While independent, “mom and pop” kitchens are struggling the most, even major QSR chains are struggling to cope with consumers staying home, ordering meals in, and preparing their own food.
In this gloomy environment, McDonald’s has found a ray of hope. Last month, the chain announced the Travis Scott Meal, in partnership with the chart-topping, Grammy-nominated recording artist, who has sold 45 million records in the US, and is considered a musical visionary. The meal included all of Travis’ favorites: a Quarter Pounder with cheese, bacon, onions and lettuce; medium fries with BBQ sauce; and a Sprite.
The meal retailed for $6, with franchisees receiving a $2 rebate from corporate to help subsidize the cost (typically $9). The promotion also included exclusive merchandise from Scott’s Cactus Jack label, and special branded apparel for McDonald’s crew members.
The result? Within a week, restaurants reported shortages of some of the meal’s key ingredients, such as Quarter Pounder beef, bacon, slivered onions and shredded lettuce. Demand was particularly high in Scott’s hometown of Houston, as well as Los Angeles. McDonald’s advised its franchisees that customers were coming in and ordering the meal in code, using catchphrases like “Cactus Jack sent me,” “It’s lit, Sicko Mode,” “The Fortnite guy burger” or “You know why I am here,” while playing Scott’s music.
The promotion ended on a Sunday, and the following day, McDonald’s introduced the J Balvin Meal, named for the popular reggaeton artist. His favorite meal—a Big Mac, fries with ketchup, and an Oreo McFlurry—will be available through Nov. 1. This time, pricing will vary by location, and if customers order on the McDonald’s app, they’ll get the Oreo McFlurry for free. McDonald’s crew members will once again wear special T-shirts designed by the artist, and the partnership promises “more surprises to come.”
In a tough operating environment, why did so many teens turn out for the Travis Scott Meal?
*It’s authentic. It’s not a typical example of a celebrity shilling an item they don’t care about, and have no previous connection to, like Kobe Bryant pitching McDonald’s then-new Big N’ Tasty hamburger nearly two decades ago. This has the benefit of being Scott’s actual, favorite meal. And how many spokespeople create a line of merchandise and uniforms for a promotional campaign?
*It’s a great value. The Travis Scott Meal probably wouldn’t have had such an impact if McDonald’s had priced it at, say, $10. But the chain took three popular, high-quality items from its regular menu; bundled them; sprinkled on a fair amount of stardust; and actually charged less for them. The idea was to get more Gen Z consumers in the door, and it worked like a charm.
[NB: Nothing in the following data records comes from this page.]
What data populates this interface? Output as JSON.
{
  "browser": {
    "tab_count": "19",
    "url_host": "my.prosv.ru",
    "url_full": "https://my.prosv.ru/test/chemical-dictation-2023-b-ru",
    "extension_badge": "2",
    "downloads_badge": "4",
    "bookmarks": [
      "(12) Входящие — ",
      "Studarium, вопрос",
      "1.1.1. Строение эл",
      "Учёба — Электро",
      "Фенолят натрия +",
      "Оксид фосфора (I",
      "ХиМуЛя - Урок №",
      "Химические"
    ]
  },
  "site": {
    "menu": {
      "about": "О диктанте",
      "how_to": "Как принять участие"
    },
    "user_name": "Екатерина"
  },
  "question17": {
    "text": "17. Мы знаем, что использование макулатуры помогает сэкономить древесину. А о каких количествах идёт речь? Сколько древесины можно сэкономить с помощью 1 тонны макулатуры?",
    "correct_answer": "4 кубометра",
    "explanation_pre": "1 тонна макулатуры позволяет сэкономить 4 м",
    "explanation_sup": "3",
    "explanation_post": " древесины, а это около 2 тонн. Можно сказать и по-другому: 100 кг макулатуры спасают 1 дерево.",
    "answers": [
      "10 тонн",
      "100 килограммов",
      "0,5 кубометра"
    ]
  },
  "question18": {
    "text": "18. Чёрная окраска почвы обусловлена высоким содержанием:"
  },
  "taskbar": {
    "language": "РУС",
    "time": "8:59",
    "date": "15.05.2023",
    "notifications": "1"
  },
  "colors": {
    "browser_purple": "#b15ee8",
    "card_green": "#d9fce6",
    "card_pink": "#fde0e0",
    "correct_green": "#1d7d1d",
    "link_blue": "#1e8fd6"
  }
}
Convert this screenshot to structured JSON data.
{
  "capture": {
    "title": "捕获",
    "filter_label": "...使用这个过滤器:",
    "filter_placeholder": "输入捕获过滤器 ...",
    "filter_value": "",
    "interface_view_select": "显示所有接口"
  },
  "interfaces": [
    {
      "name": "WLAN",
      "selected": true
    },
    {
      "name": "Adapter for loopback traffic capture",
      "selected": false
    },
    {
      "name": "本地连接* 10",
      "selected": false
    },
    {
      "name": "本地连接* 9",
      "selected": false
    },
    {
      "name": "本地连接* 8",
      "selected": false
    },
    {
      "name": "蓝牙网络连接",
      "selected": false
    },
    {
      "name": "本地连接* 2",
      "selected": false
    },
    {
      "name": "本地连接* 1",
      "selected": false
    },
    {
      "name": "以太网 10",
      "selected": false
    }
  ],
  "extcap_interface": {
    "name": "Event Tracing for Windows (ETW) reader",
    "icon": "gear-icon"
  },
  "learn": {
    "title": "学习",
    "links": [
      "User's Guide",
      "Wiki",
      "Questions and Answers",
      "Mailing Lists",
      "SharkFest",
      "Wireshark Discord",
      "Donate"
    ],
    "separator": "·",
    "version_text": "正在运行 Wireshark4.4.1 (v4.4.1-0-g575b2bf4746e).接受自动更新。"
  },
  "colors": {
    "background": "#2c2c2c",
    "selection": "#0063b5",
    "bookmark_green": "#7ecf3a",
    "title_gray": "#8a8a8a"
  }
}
*It offers celebrity access. Before last month, how many people knew that a multimillionaire who’s been on the cover of GQ, ate at McDonald’s -- and even had a go-to, favorite meal? The promotion offered an intimate, somewhat whimsical look at a cultural icon who’s well-known for his groundbreaking music, yet more guarded about his personal life. It reminded young consumers that almost everybody, including A-list celebrities, enjoys eating at McDonald’s, and gave them permission to do the same.
The Travis Scott Meal provides marketers with a low-cost, high-return recipe to reach Gen Z -- and a Sprite to wash it down.